This was a nice relaxation day. We slept in (for some reason I woke up at 8:30, I must be getting old) and relaxed most of the day. Vaughn and I went shopping (on Vaughn’s grandpa’s money; just another person I have to thank) with the list that the rest of the family made for dinner stuff that we were gonna grill out. What a f#@$%&* list!! We got lettuce, eggplant, portabella mushrooms, onions, tomatoes, zucchini, red peppers, corn, ribeyes, filet mignons, potatoes, wine, and of course fuzzy navels (the same ones as I had on July 4th, but obviously the ones on July 4th were for the girls and so were these…DEFINITELY not for me). After the massive shopping trip, we came back and relaxed for a bit more and then began the feast for the ages. Even though we did have 8 people to cook for (including the human vacuums that are myself and Vaughnypoo), that list ended up being way too much food. So we didn’t cook the mushrooms or the potatoes, and we didn’t end up doing the salad. But Vaughn did most of the grilling (I would have helped, but messing with Vaughn while he is grilling is like messing with a woman’s radio while she is driving…and I prefer keep all my fingers) and I made a vegetable medley with red peppers, zucchini, onions, tomatoes, feta cheese, garlic, salt and pepper and olive oil. I put them all together in tin foil and put it on the grill for about 10 minutes. The rest of the food was all grilled. As we were cooking, we did the manly thing and Vaughn drank a beer and I had some sort of drink that, for the life of me, I can’t remember what it was, but I know it was really really manly, and it most certainly wasn’t a mixture of peach schnopps and orange juice in a glass bottle with a twist off cap.

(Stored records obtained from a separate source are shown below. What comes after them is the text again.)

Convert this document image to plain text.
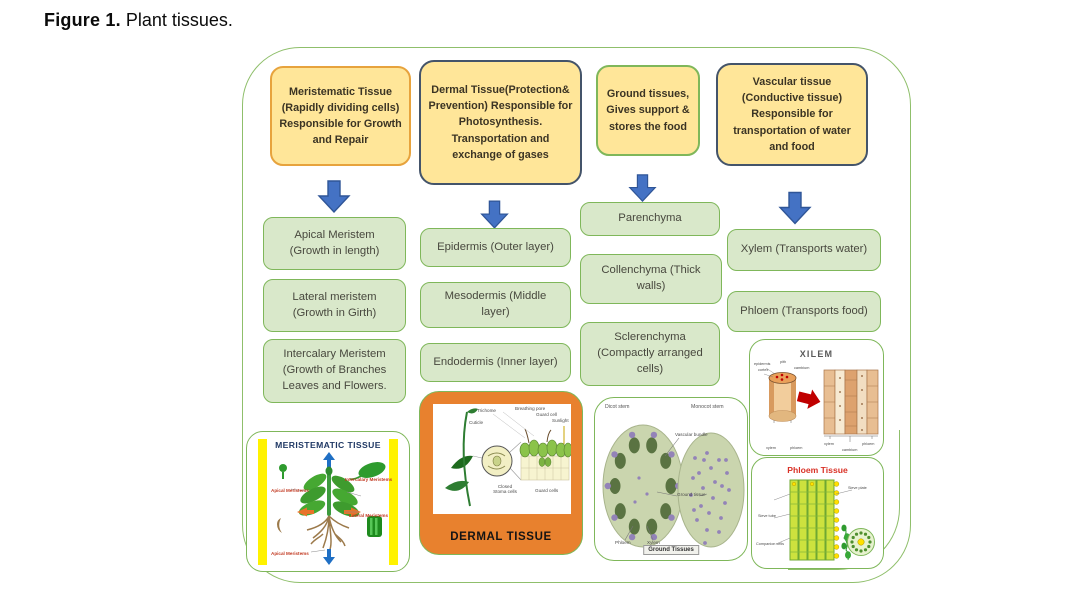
Figure 1. Plant tissues.
Meristematic Tissue (Rapidly dividing cells) Responsible for Growth and Repair
Apical Meristem (Growth in length)
Lateral meristem (Growth in Girth)
Intercalary Meristem (Growth of Branches Leaves and Flowers.
MERISTEMATIC TISSUE
Apical Meristems
Intercalary Meristems
Lateral Meristems
Apical Meristems
Dermal Tissue(Protection& Prevention) Responsible for Photosynthesis. Transportation and exchange of gases
Epidermis (Outer layer)
Mesodermis (Middle layer)
Endodermis (Inner layer)
Trichome
Cuticle
Breathing pore
Guard cell
Sunlight
Closed Stoma cells	Guard cells
DERMAL TISSUE
Ground tissues, Gives support & stores the food
Parenchyma
Collenchyma (Thick walls)
Sclerenchyma (Compactly arranged cells)
Dicot stem	Monocot stem
Vascular bundle
Ground tissue
Phloem	Xylem
Ground Tissues
Vascular tissue (Conductive tissue) Responsible for transportation of water and food
Xylem (Transports water)
Phloem (Transports food)
XILEM
epidermis
cortex
pith
cambium
xylem	phloem
xylem
cambium
phloem
Phloem Tissue
Sieve plate
Sieve tube
Companion cells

So we cooked everything in rounds, with the vegetables first and meat last. The meal was absolutely scrumptious, and my fat ass ate way too much (and yet somehow not enough at the same time). We were all tired and lazy after the meal, and nothing much else happened before we went to bed other than ice cream.
"The only time to eat diet food is while you’re waiting for the steak to cook."
-Julia Child
It baffles me why I'm so much more attracted to a girl that can eat and not worry about it. But I am, and it ain't gonna change.